Building on a long and successful history Triple Play 2001 adds a couple new gameplay features to keep it in the home run race. For those of you not familiar with its past, this series gives you a variety of game modes, and options that complement them. These modes include playing a single game, a season, the playoffs, or a network match. If you selected a single game, teams from both leagues and the All-Stars are free for you to control or compete against. This decision is just the beginning of many to be made. You’ll need to decide how many innings the game will be, if wind will be a factor, what time of day it is, and what is the weather will be like.
You also need to choose a fielding view, a batting view, and a difficulty level — rookie, pro, or all-star. Even after you’ve chosen a difficulty level it’s possible to tweak that further by adjusting how much CPU assistance your team and its players receive. Throwing, fielding, and baserunning can either be manually controlled or computer assisted. This assistance takes the form of directions — where to throw the ball and what fielding action should be taken. There’s even an option that allows you to control a pitch after it leaves the pitcher’s hand. All these gameplay options are available regardless of the type of game you are playing.

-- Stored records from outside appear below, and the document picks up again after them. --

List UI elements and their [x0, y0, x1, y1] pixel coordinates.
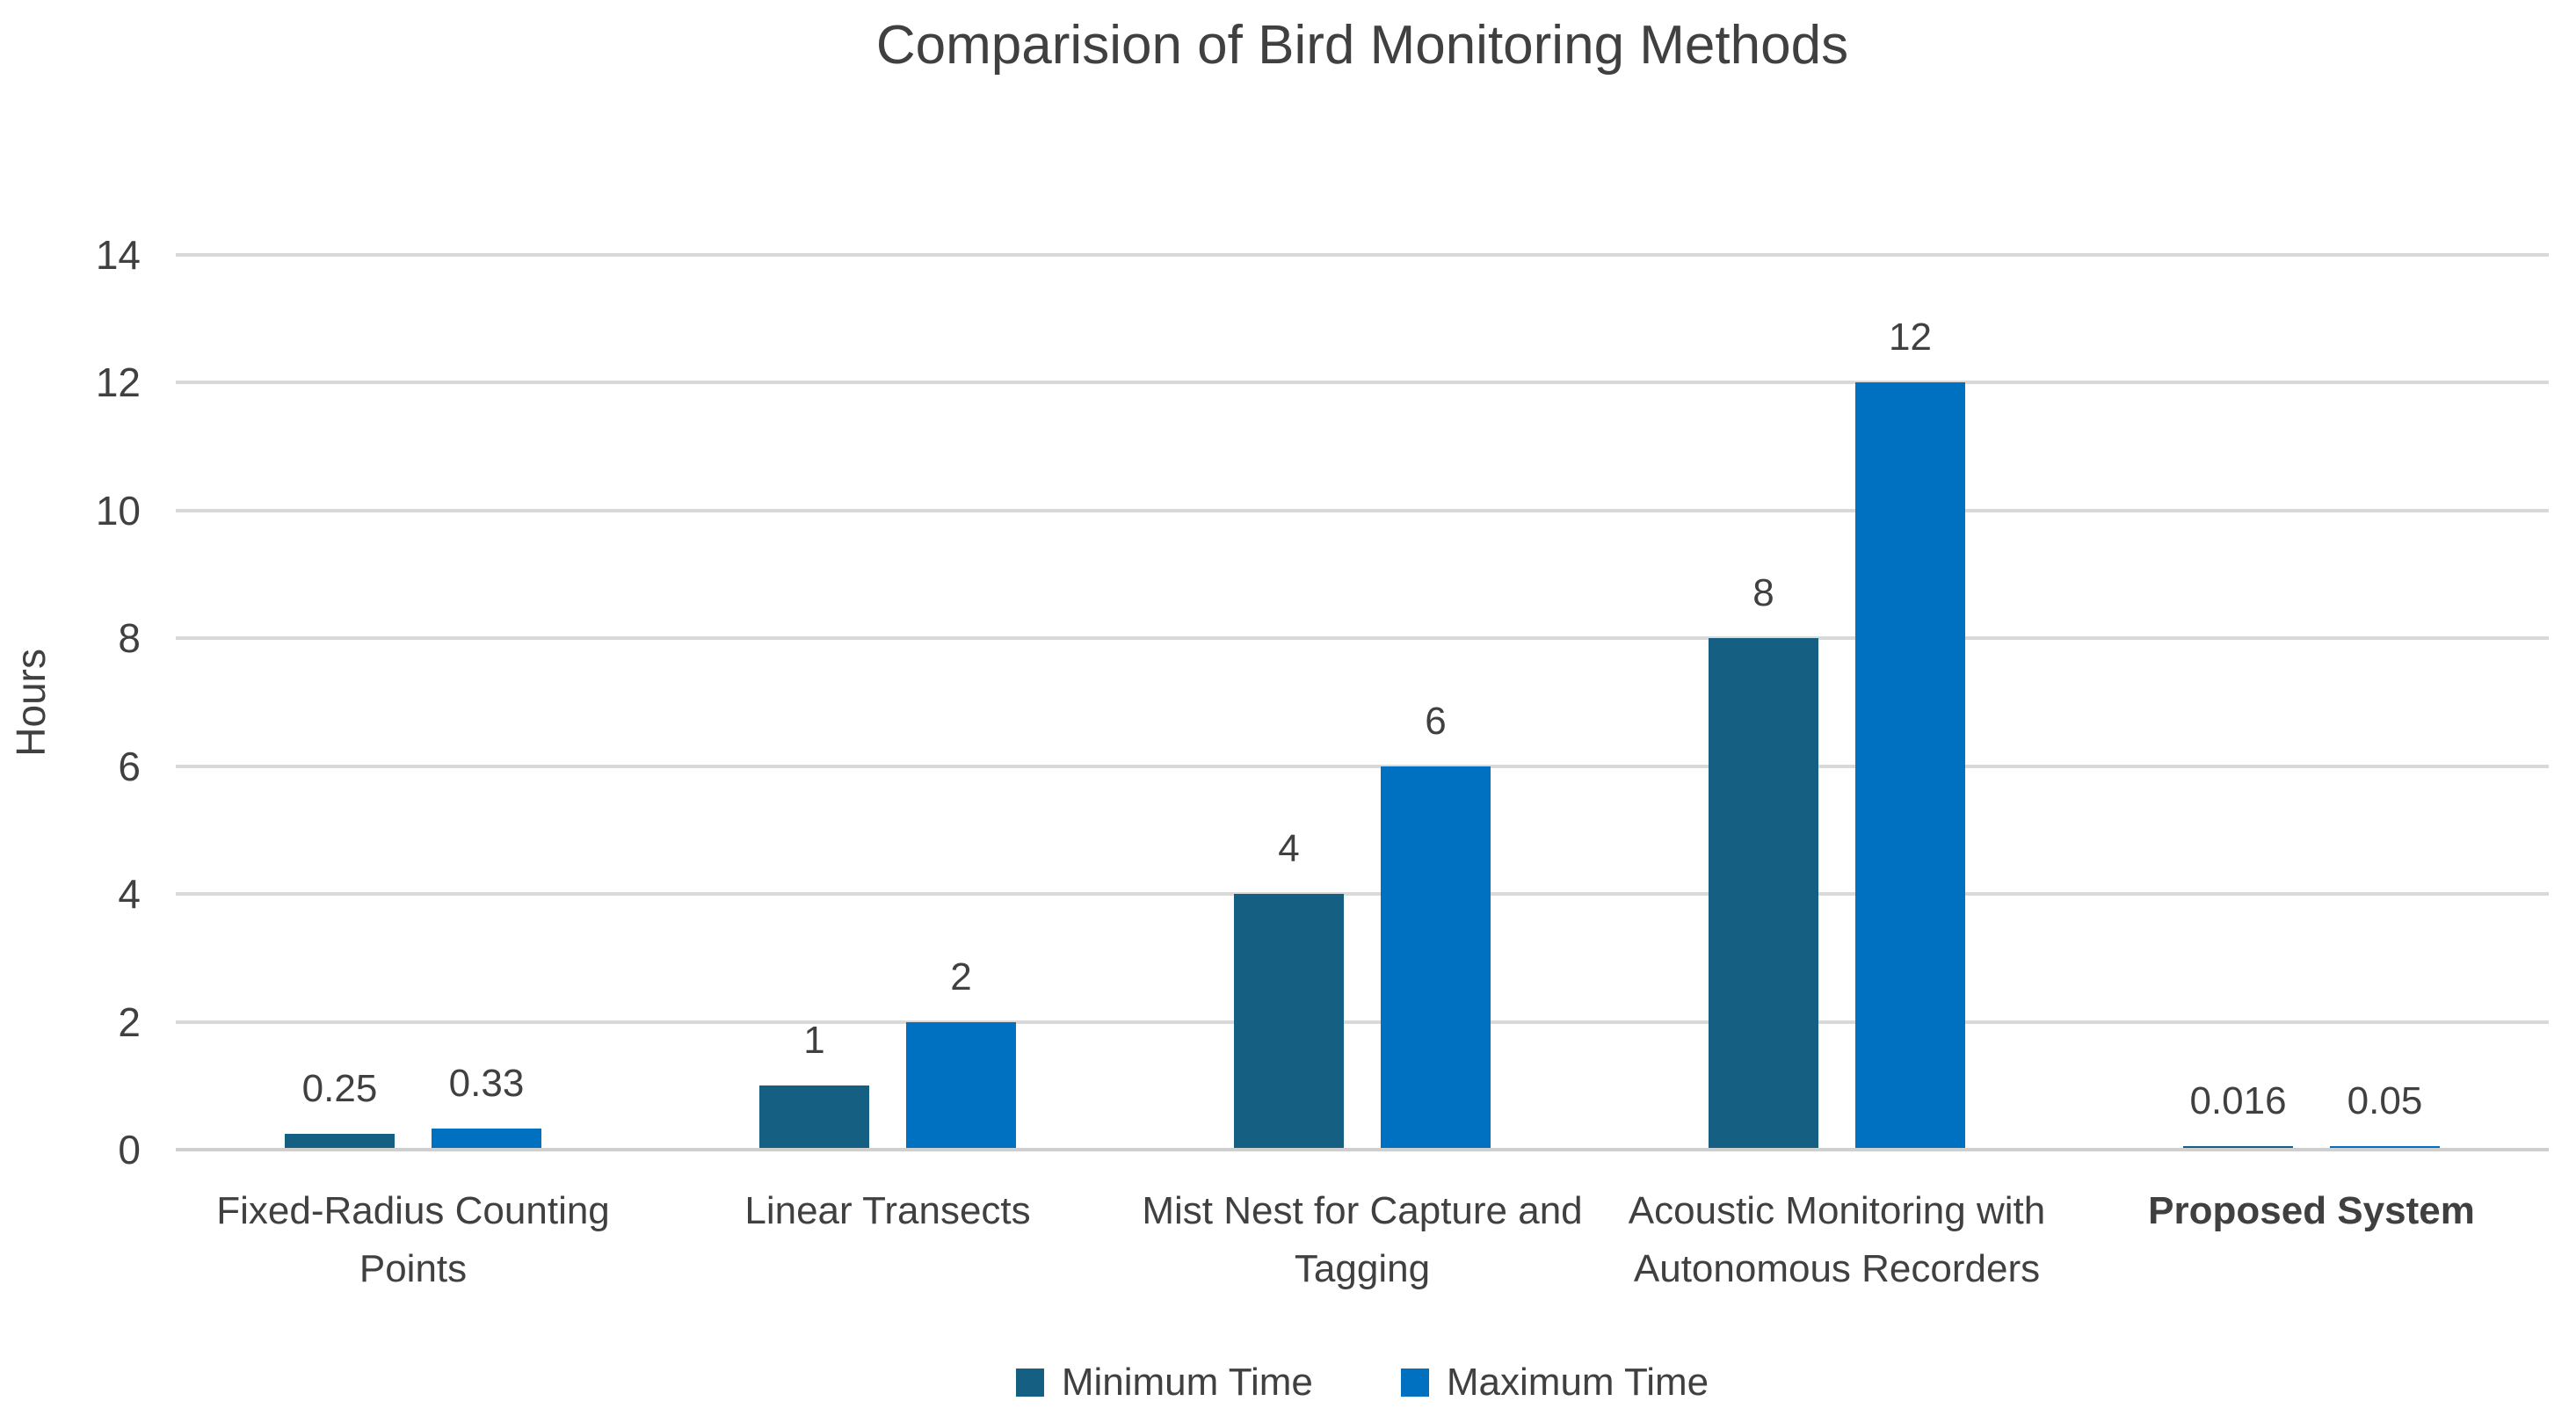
gridline	[176, 1020, 2549, 1024]
data-label: 12	[1889, 316, 1932, 359]
data-label: 4	[1278, 827, 1300, 871]
bar-group: 8 12	[1600, 255, 2074, 1150]
chart-title: Comparision of Bird Monitoring Methods	[875, 15, 1849, 76]
gridline	[176, 892, 2549, 897]
y-tick-label: 0	[118, 1127, 141, 1173]
plot-area: 0.25 0.33 1 2 4 6 8 12 0.016 0.05	[176, 253, 2549, 1151]
bar: 8	[1709, 571, 1818, 1150]
y-axis-ticks: 0 2 4 6 8 10 12 14	[0, 232, 141, 1173]
y-tick-label: 14	[95, 232, 141, 278]
legend-label: Minimum Time	[1061, 1361, 1313, 1404]
bar: 6	[1381, 700, 1491, 1150]
bar: 1	[759, 1019, 869, 1150]
data-label: 2	[950, 955, 972, 998]
bar: 0.33	[432, 1062, 541, 1150]
legend-item: Minimum Time	[1015, 1361, 1313, 1405]
x-axis-labels: Fixed-Radius Counting Points Linear Trans…	[176, 1182, 2549, 1298]
data-label: 0.33	[448, 1062, 525, 1106]
bar-group: 0.016 0.05	[2074, 255, 2549, 1150]
gridline	[176, 381, 2549, 385]
gridline	[176, 508, 2549, 512]
bar: 2	[906, 955, 1016, 1150]
y-tick-label: 8	[118, 615, 141, 662]
data-label: 8	[1752, 571, 1774, 615]
category-label: Linear Transects	[744, 1189, 1031, 1232]
gridline	[176, 764, 2549, 768]
category-label: Acoustic Monitoring with Autonomous Reco…	[1628, 1189, 2046, 1290]
y-tick-label: 4	[118, 871, 141, 918]
data-label: 0.25	[301, 1066, 378, 1110]
x-axis-line	[176, 1148, 2549, 1151]
bar: 12	[1855, 316, 1965, 1150]
legend: Minimum Time Maximum Time	[176, 1361, 2549, 1405]
bar-group: 0.25 0.33	[176, 255, 650, 1150]
data-label: 0.05	[2347, 1079, 2423, 1122]
data-label: 1	[803, 1019, 825, 1063]
legend-swatch-icon	[1015, 1369, 1044, 1397]
data-label: 0.016	[2189, 1079, 2287, 1122]
category-label: Fixed-Radius Counting Points	[216, 1189, 610, 1290]
bar: 4	[1234, 827, 1344, 1150]
y-tick-label: 10	[95, 487, 141, 534]
y-tick-label: 12	[95, 359, 141, 406]
gridline	[176, 253, 2549, 257]
bar: 0.25	[285, 1067, 395, 1150]
y-tick-label: 6	[118, 743, 141, 789]
gridline	[176, 636, 2549, 641]
category-label: Mist Nest for Capture and Tagging	[1142, 1189, 1583, 1290]
category-label: Proposed System	[2148, 1189, 2475, 1232]
legend-item: Maximum Time	[1400, 1361, 1709, 1405]
y-tick-label: 2	[118, 998, 141, 1045]
legend-label: Maximum Time	[1446, 1361, 1709, 1404]
data-label: 6	[1425, 699, 1447, 743]
legend-swatch-icon	[1400, 1369, 1429, 1397]
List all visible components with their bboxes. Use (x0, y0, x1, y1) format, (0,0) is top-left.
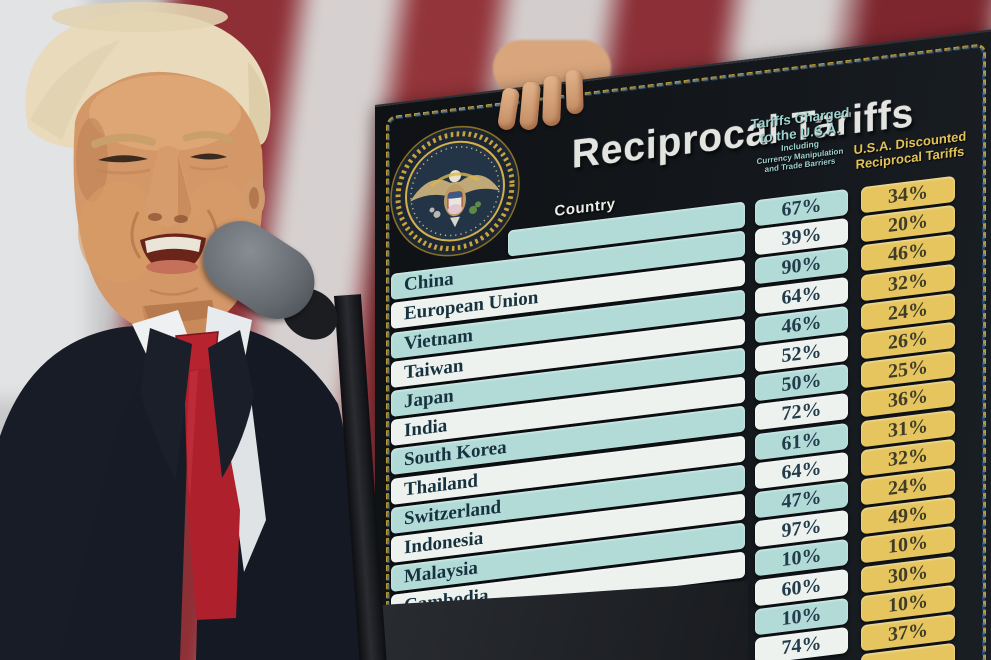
eye-right (190, 153, 227, 160)
hand-finger (565, 69, 584, 115)
eyebrow-left (91, 133, 156, 148)
trump-figure (0, 2, 360, 660)
tariff-board: Reciprocal Tariffs Country Tariffs Charg… (375, 28, 991, 660)
lapel-left (140, 328, 192, 480)
eyebrow-right (182, 131, 234, 144)
eye-left (98, 155, 148, 163)
lapel-right (208, 330, 254, 478)
presidential-seal-icon (390, 125, 520, 257)
mouth (140, 233, 206, 274)
tariff-table: 67% 34% China 39% 20% European Union 90% 46% Vie… (375, 31, 991, 660)
country-label (508, 202, 745, 231)
hand-finger (542, 75, 562, 127)
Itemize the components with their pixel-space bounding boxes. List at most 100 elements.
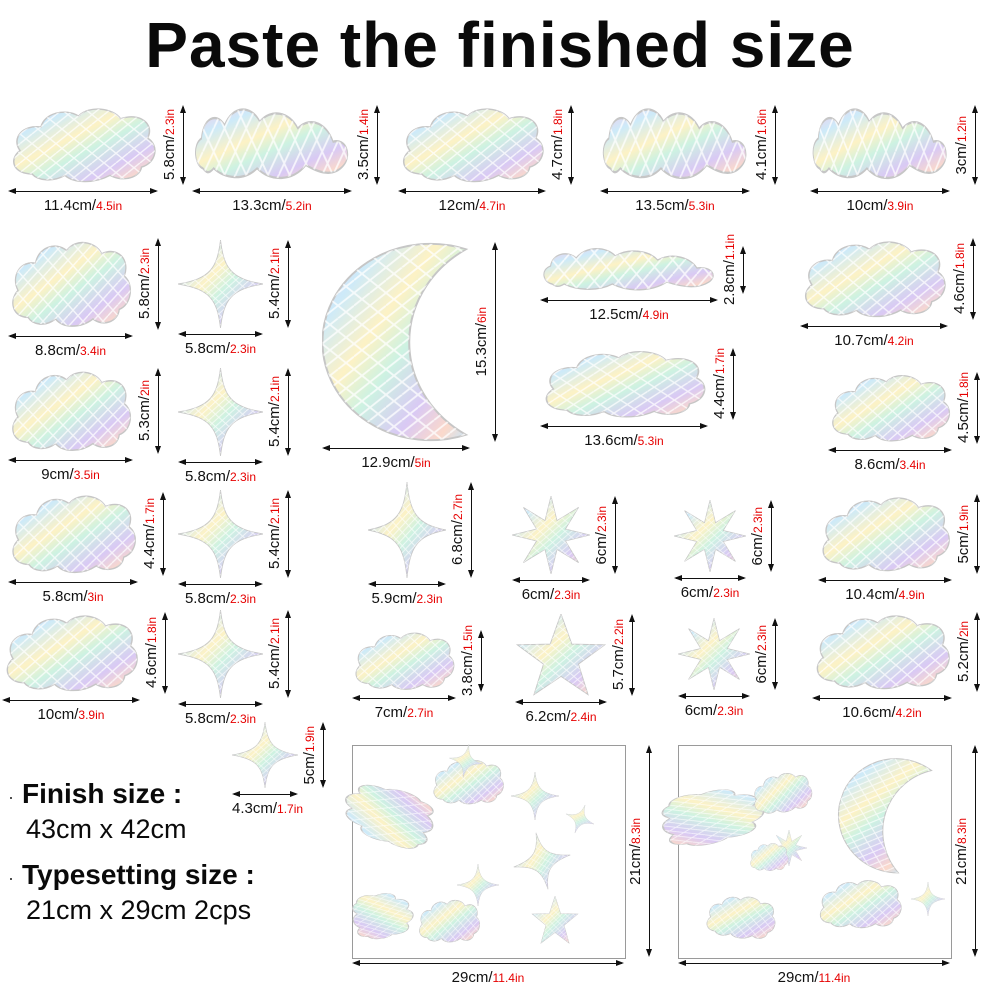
width-dimension: 10.7cm/4.2in [800, 322, 948, 350]
height-dimension: 4.5cm/1.8in [955, 372, 982, 444]
height-dimension: 4.6cm/1.8in [951, 238, 978, 320]
horizontal-arrow-icon [678, 959, 950, 968]
height-cm-text: 2.8cm/ [721, 260, 738, 306]
width-in-text: 4.7in [479, 199, 506, 213]
height-dimension: 15.3cm/6in [473, 242, 500, 442]
height-in-text: 1.8in [551, 109, 565, 136]
width-label: 5.9cm/2.3in [368, 590, 446, 608]
width-dimension: 6cm/2.3in [674, 574, 746, 602]
height-cm-text: 3.5cm/ [355, 135, 372, 181]
width-in-text: 2.3in [713, 586, 740, 600]
height-dimension: 5.4cm/2.1in [266, 368, 293, 456]
sticker-shape [600, 105, 750, 185]
sticker-item: 6.8cm/2.7in 5.9cm/2.3in [368, 482, 476, 612]
shape-use [195, 110, 347, 178]
sticker-shape [512, 496, 590, 574]
shape-use [823, 498, 949, 571]
width-dimension: 6cm/2.3in [678, 692, 750, 720]
width-in-text: 3in [87, 590, 104, 604]
height-label: 5.8cm/2.3in [161, 109, 178, 180]
height-label: 3.8cm/1.5in [459, 625, 476, 696]
width-dimension: 6cm/2.3in [512, 576, 590, 604]
sticker-item: 15.3cm/6in 12.9cm/5in [322, 242, 500, 476]
vertical-arrow-icon [284, 610, 293, 698]
sticker-shape [8, 238, 133, 330]
height-label: 21cm/8.3in [627, 818, 644, 885]
height-label: 6.8cm/2.7in [449, 494, 466, 565]
vertical-arrow-icon [467, 482, 476, 578]
vertical-arrow-icon [491, 242, 500, 442]
width-in-text: 11.4in [818, 971, 851, 985]
height-in-text: 1.8in [953, 243, 967, 270]
width-dimension: 5.8cm/3in [8, 578, 138, 606]
width-in-text: 2.3in [229, 470, 257, 484]
height-cm-text: 5.3cm/ [136, 396, 153, 442]
shape-use [14, 109, 155, 182]
height-dimension: 6cm/2.3in [753, 618, 780, 690]
horizontal-arrow-icon [8, 187, 158, 196]
height-dimension: 3.5cm/1.4in [355, 105, 382, 185]
vertical-arrow-icon [159, 492, 168, 576]
width-dimension: 5.8cm/2.3in [178, 330, 263, 358]
width-dimension: 9cm/3.5in [8, 456, 133, 484]
height-cm-text: 4.7cm/ [549, 135, 566, 181]
sheet-shape-cloud [817, 878, 903, 930]
horizontal-arrow-icon [8, 332, 133, 341]
vertical-arrow-icon [771, 618, 780, 690]
vertical-arrow-icon [477, 630, 486, 692]
sticker-item: 4.6cm/1.8in 10.7cm/4.2in [800, 238, 978, 354]
width-in-text: 4.2in [887, 334, 914, 348]
width-dimension: 4.3cm/1.7in [232, 790, 303, 818]
height-dimension: 5.2cm/2in [955, 612, 982, 692]
horizontal-arrow-icon [8, 578, 138, 587]
height-cm-text: 4.6cm/ [143, 643, 160, 689]
horizontal-arrow-icon [515, 698, 607, 707]
width-in-text: 4.2in [895, 706, 922, 720]
vertical-arrow-icon [284, 240, 293, 328]
width-cm-text: 6cm/ [684, 702, 718, 719]
height-dimension: 4.1cm/1.6in [753, 105, 780, 185]
width-in-text: 3.5in [73, 468, 100, 482]
height-label: 4.4cm/1.7in [141, 498, 158, 570]
vertical-arrow-icon [767, 500, 776, 572]
sticker-item: 4.4cm/1.7in 13.6cm/5.3in [540, 348, 738, 454]
sticker-item: 5.2cm/2in 10.6cm/4.2in [812, 612, 982, 726]
width-label: 29cm/11.4in [678, 969, 950, 987]
height-dimension: 5.3cm/2in [136, 368, 163, 454]
height-dimension: 4.7cm/1.8in [549, 105, 576, 185]
width-in-text: 2.7in [407, 706, 434, 720]
horizontal-arrow-icon [810, 187, 950, 196]
width-label: 10.7cm/4.2in [800, 332, 948, 350]
height-cm-text: 5.2cm/ [955, 637, 972, 683]
height-in-text: 1.8in [145, 617, 159, 644]
height-cm-text: 3cm/ [953, 141, 970, 175]
horizontal-arrow-icon [812, 694, 952, 703]
width-in-text: 3.9in [78, 708, 105, 722]
horizontal-arrow-icon [322, 444, 470, 453]
width-label: 10.6cm/4.2in [812, 704, 952, 722]
horizontal-arrow-icon [512, 576, 590, 585]
height-in-text: 1.6in [755, 109, 769, 136]
width-in-text: 4.9in [898, 588, 925, 602]
horizontal-arrow-icon [540, 422, 708, 431]
bullet-icon: · [8, 787, 14, 807]
shape-use [368, 482, 446, 578]
width-cm-text: 5.8cm/ [184, 590, 230, 607]
sticker-item: 5cm/1.9in 4.3cm/1.7in [232, 722, 328, 822]
width-cm-text: 12.5cm/ [589, 306, 643, 323]
sheet-shape-star4 [508, 827, 577, 896]
shape-use [178, 490, 263, 578]
sticker-item: 6cm/2.3in 6cm/2.3in [674, 500, 776, 606]
height-label: 2.8cm/1.1in [721, 234, 738, 306]
sticker-shape [192, 105, 352, 185]
sticker-item: 2.8cm/1.1in 12.5cm/4.9in [540, 234, 748, 328]
height-cm-text: 4.4cm/ [141, 524, 158, 570]
height-label: 3cm/1.2in [953, 116, 970, 175]
vertical-arrow-icon [179, 105, 188, 185]
sticker-shape [8, 492, 138, 576]
height-dimension: 3cm/1.2in [953, 105, 980, 185]
width-cm-text: 29cm/ [777, 969, 819, 986]
width-dimension: 29cm/11.4in [678, 959, 950, 987]
height-label: 5.4cm/2.1in [266, 376, 283, 447]
height-dimension: 2.8cm/1.1in [721, 234, 748, 306]
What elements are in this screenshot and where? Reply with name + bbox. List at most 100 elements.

One of the most popular items in previous Triple Play titles was the Home Run Derby and Triple Play 2001 doesn’t disappoint in this regard. It has undergone a few changes and is now called the Big League Challenge. The Big League Challenge allows you to participate in a tournament or go one-on-one. An Extreme mode has been added where your swing is measured for both distance and accuracy in the quest to crown a champion. In addition to the standard Home Run Derby, Triple Play 2001 gives you the option to challenge the greatest hitters of the game in Home Run Legends. If you were curious to see how today’s hitters stack up against yesteryear’s this is your opportunity to find out. This derby is run the same as the normal derby: Each player gets three outs per inning rather than a specified number of at bats. The winner in each bracket moves on to meet his next opponent. Seeing Mark McGwire batting against Reggie Jackson was awesome and that was just one of the battles I undertook. Players like Willie Mays, Hank Aaron and Babe Ruth himself take part in the festivities as well.